CommScope Sparks Its CCAP Roadmap

CommScope is gearing up for the emerging Converged Cable Access Platform market with the introduction of two products that will start off as dense edge QAM and eventually sprinkle in features that will transition them into fully-integrated CCAPs that can support cable video, voice and data services and put MSOs on a path toward an all-IP future.

CommScope’s strategy will center on the Converged Services Platform 640, a nine-rack-unit model that can pack in up to 9,600 downstream QAMs and aggregate throughput of 640 Gbps; and the CSP 1280, a heftier 14-rack-unit device that supports up to 19,200 downstream QAMs and 1.28 Tbps of throughput.

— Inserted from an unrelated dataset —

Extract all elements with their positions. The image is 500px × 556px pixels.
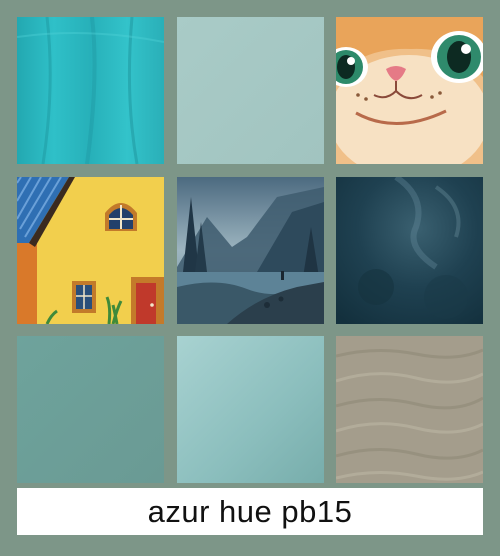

In the second phase of development, CommScope will add upstream DOCSIS and MAC (media access control), native IP processing, EPON, and EPON over Coax (EPoC) interfaces. In the final phase, it will tack on the upstream DOCSIS CMTS component.

CommScope did not reveal a timeframe for phase two and three. “It is our belief that cable operators will deploy a CCAP chassis as mega QAMs,” Sunil Frida, CommScope's director of global business development, write in a blog post outlining the company’s  CCAP product strategy. CommScope, he added, will be demoing the products at next week’s SCTE Cable-Tec Expo in Atlanta.

CommScope’s CCAP strategy appears to be somewhat aligned with that of Harmonic, which is also starting off with edge QAMs, then adding in the other components. As another example, Arris’s CCAP-pointing E6000 chassis is starting life as a super-sized cable modem termination system (CMTS) before it integrates the video components.

They’ll all be facing off with two other CMTS and edge QAM vendors – Cisco Systems and Casa Systems – that have also developed CCAP product and are revving up to target a market that’s expected to be worth  more than $1 billion by 2017, according to Multimedia Research Group.

Revenues for the combined CMTS/edge QAM market reached $313 million in the second quarter of 2013, down 4% from the previous quarter, a decline driven by higher volumes matched with reduced port pricing, according to Infonetics Research.